When you think of a good weather forecast, you might picture a landscape without a cloud in the sky, but for a bright therapeutic forecast a CLOUD might be exactly what we need. Adding to the search for novel therapies, the Centre of Excellence for Medical Multimedia (CeMM) in Colorado Springs, US, has created a database of FDA-approved drug compounds that can be used to easily compare combinations of drugs: the CeMM Library of Unique Drugs – CLOUD for short. “At first, we just bought commercially available collections, and used a bioinformatics approach to identify the best of several competing products. But at that stage, we realized that all commercially available drug collections – even when combined – lacked approved compounds for a significant number of target classes,” says Stefan Kubicek, Head of the Proteomics and Metabolomics Facility at CeMM. “We decided to make our own reductionist collection that optimally represents all approved drugs regarding their molecular targets and chemical structures.” The result is a highly condensed library of 308 compounds, which includes features that have been neglected in other libraries, such as the active metabolite of drugs administered as prodrugs.

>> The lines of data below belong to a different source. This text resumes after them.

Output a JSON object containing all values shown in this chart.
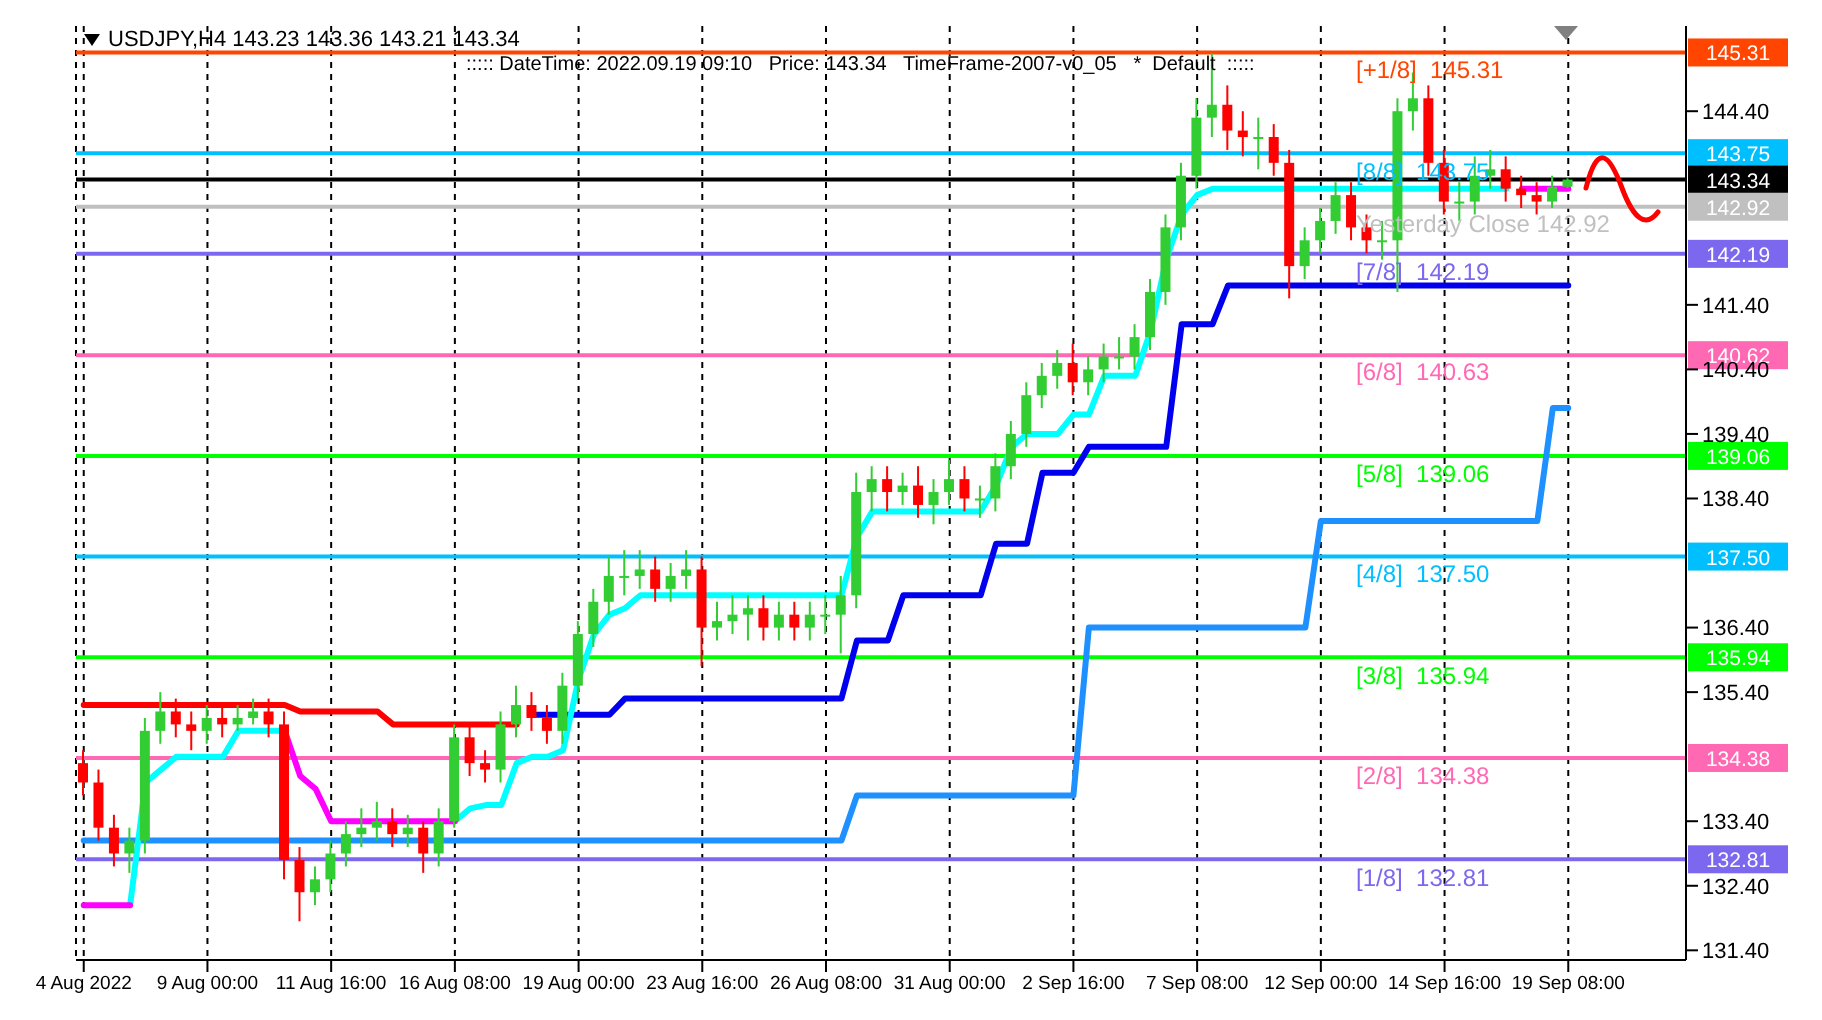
{
  "chart_data": {
    "type": "candlestick",
    "title": "USDJPY,H4  143.23 143.36 143.21 143.34",
    "annotations": [
      "::::: DateTime: 2022.09.19 09:10   Price: 143.34   TimeFrame-2007-v0_05   *  Default  :::::",
      {
        "text": "[+1/8]  145.31",
        "y": 145.31
      },
      {
        "text": "[8/8]  143.75",
        "y": 143.75
      },
      {
        "text": "Yesterday Close 142.92",
        "y": 142.92
      },
      {
        "text": "[7/8]  142.19",
        "y": 142.19
      },
      {
        "text": "[6/8]  140.63",
        "y": 140.63
      },
      {
        "text": "[5/8]  139.06",
        "y": 139.06
      },
      {
        "text": "[4/8]  137.50",
        "y": 137.5
      },
      {
        "text": "[3/8]  135.94",
        "y": 135.94
      },
      {
        "text": "[2/8]  134.38",
        "y": 134.38
      },
      {
        "text": "[1/8]  132.81",
        "y": 132.81
      }
    ],
    "categories": [
      "4 Aug 2022",
      null,
      null,
      null,
      null,
      null,
      null,
      null,
      "9 Aug 00:00",
      null,
      null,
      null,
      null,
      null,
      null,
      null,
      "11 Aug 16:00",
      null,
      null,
      null,
      null,
      null,
      null,
      null,
      "16 Aug 08:00",
      null,
      null,
      null,
      null,
      null,
      null,
      null,
      "19 Aug 00:00",
      null,
      null,
      null,
      null,
      null,
      null,
      null,
      "23 Aug 16:00",
      null,
      null,
      null,
      null,
      null,
      null,
      null,
      "26 Aug 08:00",
      null,
      null,
      null,
      null,
      null,
      null,
      null,
      "31 Aug 00:00",
      null,
      null,
      null,
      null,
      null,
      null,
      null,
      "2 Sep 16:00",
      null,
      null,
      null,
      null,
      null,
      null,
      null,
      "7 Sep 08:00",
      null,
      null,
      null,
      null,
      null,
      null,
      null,
      "12 Sep 00:00",
      null,
      null,
      null,
      null,
      null,
      null,
      null,
      "14 Sep 16:00",
      null,
      null,
      null,
      null,
      null,
      null,
      null,
      "19 Sep 08:00"
    ],
    "ohlc": [
      [
        134.3,
        134.5,
        133.8,
        134.0
      ],
      [
        134.0,
        134.2,
        133.1,
        133.3
      ],
      [
        133.3,
        133.5,
        132.7,
        132.9
      ],
      [
        132.9,
        133.3,
        132.6,
        133.1
      ],
      [
        133.1,
        135.0,
        132.9,
        134.8
      ],
      [
        134.8,
        135.4,
        134.6,
        135.1
      ],
      [
        135.1,
        135.3,
        134.7,
        134.9
      ],
      [
        134.9,
        135.1,
        134.5,
        134.8
      ],
      [
        134.8,
        135.2,
        134.6,
        135.0
      ],
      [
        135.0,
        135.2,
        134.7,
        134.9
      ],
      [
        134.9,
        135.2,
        134.8,
        135.0
      ],
      [
        135.0,
        135.3,
        134.9,
        135.1
      ],
      [
        135.1,
        135.3,
        134.7,
        134.9
      ],
      [
        134.9,
        135.1,
        132.5,
        132.8
      ],
      [
        132.8,
        133.0,
        131.85,
        132.3
      ],
      [
        132.3,
        132.7,
        132.1,
        132.5
      ],
      [
        132.5,
        133.1,
        132.3,
        132.9
      ],
      [
        132.9,
        133.4,
        132.7,
        133.2
      ],
      [
        133.2,
        133.6,
        133.0,
        133.3
      ],
      [
        133.3,
        133.7,
        133.1,
        133.4
      ],
      [
        133.4,
        133.6,
        133.0,
        133.2
      ],
      [
        133.2,
        133.5,
        133.0,
        133.3
      ],
      [
        133.3,
        133.4,
        132.6,
        132.9
      ],
      [
        132.9,
        133.6,
        132.7,
        133.4
      ],
      [
        133.4,
        134.9,
        133.3,
        134.7
      ],
      [
        134.7,
        134.9,
        134.1,
        134.3
      ],
      [
        134.3,
        134.5,
        134.0,
        134.2
      ],
      [
        134.2,
        135.1,
        134.0,
        134.9
      ],
      [
        134.9,
        135.5,
        134.7,
        135.2
      ],
      [
        135.2,
        135.4,
        134.8,
        135.0
      ],
      [
        135.0,
        135.2,
        134.6,
        134.8
      ],
      [
        134.8,
        135.7,
        134.6,
        135.5
      ],
      [
        135.5,
        136.5,
        135.3,
        136.3
      ],
      [
        136.3,
        137.0,
        136.1,
        136.8
      ],
      [
        136.8,
        137.5,
        136.6,
        137.2
      ],
      [
        137.2,
        137.6,
        136.9,
        137.2
      ],
      [
        137.2,
        137.6,
        137.0,
        137.3
      ],
      [
        137.3,
        137.5,
        136.8,
        137.0
      ],
      [
        137.0,
        137.4,
        136.8,
        137.2
      ],
      [
        137.2,
        137.6,
        137.0,
        137.3
      ],
      [
        137.3,
        137.5,
        135.8,
        136.4
      ],
      [
        136.4,
        136.8,
        136.2,
        136.5
      ],
      [
        136.5,
        136.9,
        136.3,
        136.6
      ],
      [
        136.6,
        136.9,
        136.2,
        136.7
      ],
      [
        136.7,
        136.9,
        136.2,
        136.4
      ],
      [
        136.4,
        136.8,
        136.2,
        136.6
      ],
      [
        136.6,
        136.8,
        136.2,
        136.4
      ],
      [
        136.4,
        136.8,
        136.2,
        136.6
      ],
      [
        136.6,
        136.9,
        136.3,
        136.6
      ],
      [
        136.6,
        137.2,
        136.0,
        136.9
      ],
      [
        136.9,
        138.8,
        136.7,
        138.5
      ],
      [
        138.5,
        138.9,
        138.2,
        138.7
      ],
      [
        138.7,
        138.9,
        138.2,
        138.5
      ],
      [
        138.5,
        138.8,
        138.3,
        138.6
      ],
      [
        138.6,
        138.9,
        138.1,
        138.3
      ],
      [
        138.3,
        138.7,
        138.0,
        138.5
      ],
      [
        138.5,
        139.0,
        138.3,
        138.7
      ],
      [
        138.7,
        138.9,
        138.2,
        138.4
      ],
      [
        138.4,
        138.6,
        138.1,
        138.4
      ],
      [
        138.4,
        139.1,
        138.2,
        138.9
      ],
      [
        138.9,
        139.6,
        138.7,
        139.4
      ],
      [
        139.4,
        140.2,
        139.2,
        140.0
      ],
      [
        140.0,
        140.5,
        139.8,
        140.3
      ],
      [
        140.3,
        140.7,
        140.1,
        140.5
      ],
      [
        140.5,
        140.8,
        140.0,
        140.2
      ],
      [
        140.2,
        140.6,
        140.0,
        140.4
      ],
      [
        140.4,
        140.8,
        140.2,
        140.6
      ],
      [
        140.6,
        140.9,
        140.4,
        140.6
      ],
      [
        140.6,
        141.1,
        140.4,
        140.9
      ],
      [
        140.9,
        141.8,
        140.7,
        141.6
      ],
      [
        141.6,
        142.8,
        141.4,
        142.6
      ],
      [
        142.6,
        143.6,
        142.4,
        143.4
      ],
      [
        143.4,
        144.6,
        143.2,
        144.3
      ],
      [
        144.3,
        145.3,
        144.0,
        144.5
      ],
      [
        144.5,
        144.8,
        143.8,
        144.1
      ],
      [
        144.1,
        144.4,
        143.7,
        144.0
      ],
      [
        144.0,
        144.3,
        143.5,
        144.0
      ],
      [
        144.0,
        144.2,
        143.4,
        143.6
      ],
      [
        143.6,
        143.8,
        141.5,
        142.0
      ],
      [
        142.0,
        142.6,
        141.8,
        142.4
      ],
      [
        142.4,
        142.9,
        142.2,
        142.7
      ],
      [
        142.7,
        143.3,
        142.5,
        143.1
      ],
      [
        143.1,
        143.3,
        142.4,
        142.6
      ],
      [
        142.6,
        142.8,
        142.2,
        142.4
      ],
      [
        142.4,
        142.7,
        142.1,
        142.4
      ],
      [
        142.4,
        144.6,
        141.6,
        144.4
      ],
      [
        144.4,
        145.0,
        144.1,
        144.6
      ],
      [
        144.6,
        144.8,
        143.4,
        143.6
      ],
      [
        143.6,
        143.8,
        142.8,
        143.0
      ],
      [
        143.0,
        143.3,
        142.7,
        143.0
      ],
      [
        143.0,
        143.7,
        142.8,
        143.4
      ],
      [
        143.4,
        143.8,
        143.2,
        143.5
      ],
      [
        143.5,
        143.7,
        143.0,
        143.2
      ],
      [
        143.2,
        143.4,
        142.9,
        143.1
      ],
      [
        143.1,
        143.3,
        142.8,
        143.0
      ],
      [
        143.0,
        143.4,
        142.9,
        143.23
      ],
      [
        143.23,
        143.36,
        143.21,
        143.34
      ]
    ],
    "series": [
      {
        "type": "line",
        "color": "#1e90ff",
        "values": [
          133.1,
          133.1,
          133.1,
          133.1,
          133.1,
          133.1,
          133.1,
          133.1,
          133.1,
          133.1,
          133.1,
          133.1,
          133.1,
          133.1,
          133.1,
          133.1,
          133.1,
          133.1,
          133.1,
          133.1,
          133.1,
          133.1,
          133.1,
          133.1,
          133.1,
          133.1,
          133.1,
          133.1,
          133.1,
          133.1,
          133.1,
          133.1,
          133.1,
          133.1,
          133.1,
          133.1,
          133.1,
          133.1,
          133.1,
          133.1,
          133.1,
          133.1,
          133.1,
          133.1,
          133.1,
          133.1,
          133.1,
          133.1,
          133.1,
          133.1,
          133.8,
          133.8,
          133.8,
          133.8,
          133.8,
          133.8,
          133.8,
          133.8,
          133.8,
          133.8,
          133.8,
          133.8,
          133.8,
          133.8,
          133.8,
          136.4,
          136.4,
          136.4,
          136.4,
          136.4,
          136.4,
          136.4,
          136.4,
          136.4,
          136.4,
          136.4,
          136.4,
          136.4,
          136.4,
          136.4,
          138.05,
          138.05,
          138.05,
          138.05,
          138.05,
          138.05,
          138.05,
          138.05,
          138.05,
          138.05,
          138.05,
          138.05,
          138.05,
          138.05,
          138.05,
          139.8,
          139.8
        ]
      },
      {
        "type": "line",
        "color": "#0000ee",
        "values": [
          null,
          null,
          null,
          null,
          null,
          null,
          null,
          null,
          null,
          null,
          null,
          null,
          null,
          null,
          null,
          null,
          null,
          null,
          null,
          null,
          null,
          null,
          null,
          null,
          null,
          null,
          null,
          null,
          null,
          135.05,
          135.05,
          135.05,
          135.05,
          135.05,
          135.05,
          135.3,
          135.3,
          135.3,
          135.3,
          135.3,
          135.3,
          135.3,
          135.3,
          135.3,
          135.3,
          135.3,
          135.3,
          135.3,
          135.3,
          135.3,
          136.2,
          136.2,
          136.2,
          136.9,
          136.9,
          136.9,
          136.9,
          136.9,
          136.9,
          137.7,
          137.7,
          137.7,
          138.8,
          138.8,
          138.8,
          139.2,
          139.2,
          139.2,
          139.2,
          139.2,
          139.2,
          141.1,
          141.1,
          141.1,
          141.7,
          141.7,
          141.7,
          141.7,
          141.7,
          141.7,
          141.7,
          141.7,
          141.7,
          141.7,
          141.7,
          141.7,
          141.7,
          141.7,
          141.7,
          141.7,
          141.7,
          141.7,
          141.7,
          141.7,
          141.7,
          141.7,
          141.7
        ]
      },
      {
        "type": "line",
        "color": "#ff0000",
        "values": [
          135.2,
          135.2,
          135.2,
          135.2,
          135.2,
          135.2,
          135.2,
          135.2,
          135.2,
          135.2,
          135.2,
          135.2,
          135.2,
          135.2,
          135.1,
          135.1,
          135.1,
          135.1,
          135.1,
          135.1,
          134.9,
          134.9,
          134.9,
          134.9,
          134.9,
          134.9,
          134.9,
          134.9,
          134.9,
          null,
          null,
          null,
          null,
          null,
          null,
          null,
          null,
          null,
          null,
          null,
          null,
          null,
          null,
          null,
          null,
          null,
          null,
          null,
          null,
          null,
          null,
          null,
          null,
          null,
          null,
          null,
          null,
          null,
          null,
          null,
          null,
          null,
          null,
          null,
          null,
          null,
          null,
          null,
          null,
          null,
          null,
          null,
          null,
          null,
          null,
          null,
          null,
          null,
          null,
          null,
          null,
          null,
          null,
          null,
          null,
          null,
          null,
          null,
          null,
          null,
          null,
          null,
          null,
          null,
          null,
          null,
          null
        ]
      },
      {
        "type": "line",
        "color": "#00ffff",
        "values": [
          null,
          null,
          null,
          132.1,
          134.0,
          134.2,
          134.4,
          134.4,
          134.4,
          134.4,
          134.8,
          134.8,
          134.8,
          134.8,
          null,
          null,
          null,
          null,
          null,
          null,
          null,
          null,
          null,
          null,
          133.4,
          133.6,
          133.65,
          133.65,
          134.3,
          134.4,
          134.4,
          134.5,
          135.6,
          136.3,
          136.6,
          136.7,
          136.9,
          136.9,
          136.9,
          136.9,
          136.9,
          136.9,
          136.9,
          136.9,
          136.9,
          136.9,
          136.9,
          136.9,
          136.9,
          136.9,
          137.8,
          138.2,
          138.2,
          138.2,
          138.2,
          138.2,
          138.2,
          138.2,
          138.2,
          138.6,
          139.2,
          139.4,
          139.4,
          139.4,
          139.7,
          139.7,
          140.3,
          140.3,
          140.3,
          141.0,
          142.1,
          142.8,
          143.1,
          143.2,
          143.2,
          143.2,
          143.2,
          143.2,
          143.2,
          143.2,
          143.2,
          143.2,
          143.2,
          143.2,
          143.2,
          143.2,
          143.2,
          143.2,
          143.2,
          143.2,
          143.2,
          143.2,
          143.2,
          null,
          null,
          null,
          null
        ]
      },
      {
        "type": "line",
        "color": "#ff00ff",
        "values": [
          132.1,
          132.1,
          132.1,
          132.1,
          null,
          null,
          null,
          null,
          null,
          null,
          null,
          null,
          null,
          134.8,
          134.1,
          133.9,
          133.4,
          133.4,
          133.4,
          133.4,
          133.4,
          133.4,
          133.4,
          133.4,
          133.4,
          null,
          null,
          null,
          null,
          null,
          null,
          null,
          null,
          null,
          null,
          null,
          null,
          null,
          null,
          null,
          null,
          null,
          null,
          null,
          null,
          null,
          null,
          null,
          null,
          null,
          null,
          null,
          null,
          null,
          null,
          null,
          null,
          null,
          null,
          null,
          null,
          null,
          null,
          null,
          null,
          null,
          null,
          null,
          null,
          null,
          null,
          null,
          null,
          null,
          null,
          null,
          null,
          null,
          null,
          null,
          null,
          null,
          null,
          null,
          null,
          null,
          null,
          null,
          null,
          null,
          null,
          null,
          null,
          143.2,
          143.2,
          143.2,
          143.2
        ]
      }
    ],
    "ylim": [
      131.25,
      145.72
    ],
    "yticks": [
      {
        "value": 131.4,
        "label": "131.40"
      },
      {
        "value": 132.4,
        "label": "132.40"
      },
      {
        "value": 133.4,
        "label": "133.40"
      },
      {
        "value": 135.4,
        "label": "135.40"
      },
      {
        "value": 136.4,
        "label": "136.40"
      },
      {
        "value": 138.4,
        "label": "138.40"
      },
      {
        "value": 139.4,
        "label": "139.40"
      },
      {
        "value": 140.4,
        "label": "140.40"
      },
      {
        "value": 141.4,
        "label": "141.40"
      },
      {
        "value": 144.4,
        "label": "144.40"
      }
    ],
    "ref_lines": [
      {
        "axis": "y",
        "value": 145.31,
        "label": "145.31",
        "color": "#ff4500"
      },
      {
        "axis": "y",
        "value": 143.75,
        "label": "143.75",
        "color": "#00bfff"
      },
      {
        "axis": "y",
        "value": 143.34,
        "label": "143.34",
        "color": "#000000"
      },
      {
        "axis": "y",
        "value": 142.92,
        "label": "142.92",
        "color": "#c0c0c0"
      },
      {
        "axis": "y",
        "value": 142.19,
        "label": "142.19",
        "color": "#7b68ee"
      },
      {
        "axis": "y",
        "value": 140.62,
        "label": "140.62",
        "color": "#ff69b4"
      },
      {
        "axis": "y",
        "value": 139.06,
        "label": "139.06",
        "color": "#00ff00"
      },
      {
        "axis": "y",
        "value": 137.5,
        "label": "137.50",
        "color": "#00bfff"
      },
      {
        "axis": "y",
        "value": 135.94,
        "label": "135.94",
        "color": "#00ff00"
      },
      {
        "axis": "y",
        "value": 134.38,
        "label": "134.38",
        "color": "#ff69b4"
      },
      {
        "axis": "y",
        "value": 132.81,
        "label": "132.81",
        "color": "#7b68ee"
      }
    ],
    "grid": "x",
    "legend": false,
    "marker": "none",
    "line_style": "solid"
  }
}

Why the reductionist approach? “The collection of only 308 compounds is small enough for systematically testing all pairwise combinations,” Kubicek explains. “Carrying out systematic combinatorial screens on the scale of, for example, all compounds in the NIH Chemical Genomics Center collection, would easily overwhelm even the largest industrial screening infrastructures.” The downscaling of the task allowed CLOUD to be created in just a few simple steps:
- Extract unique active pharmaceutical ingredients from the Drugs@FDA database.
- Remove large macromolecules, molecules that don’t operate via protein-ligand interactions, molecules that aren’t used to treat diseases, and molecules that are only found in tropical regions.
- Annotate the remaining drugs with their molecular targets, and group them by target class and chemical structure similarity.
- Combine the list with the 34 drugs that have unknown targets alongside their 35 active forms of prodrugs.
References
- MP Licciardello et al., “A combinatorial screen of the CLOUD uncovers a synergy targeting the androgen receptor”, Nat Chem Biol, [Epub ahead of print] (2017). PMID: 28530711.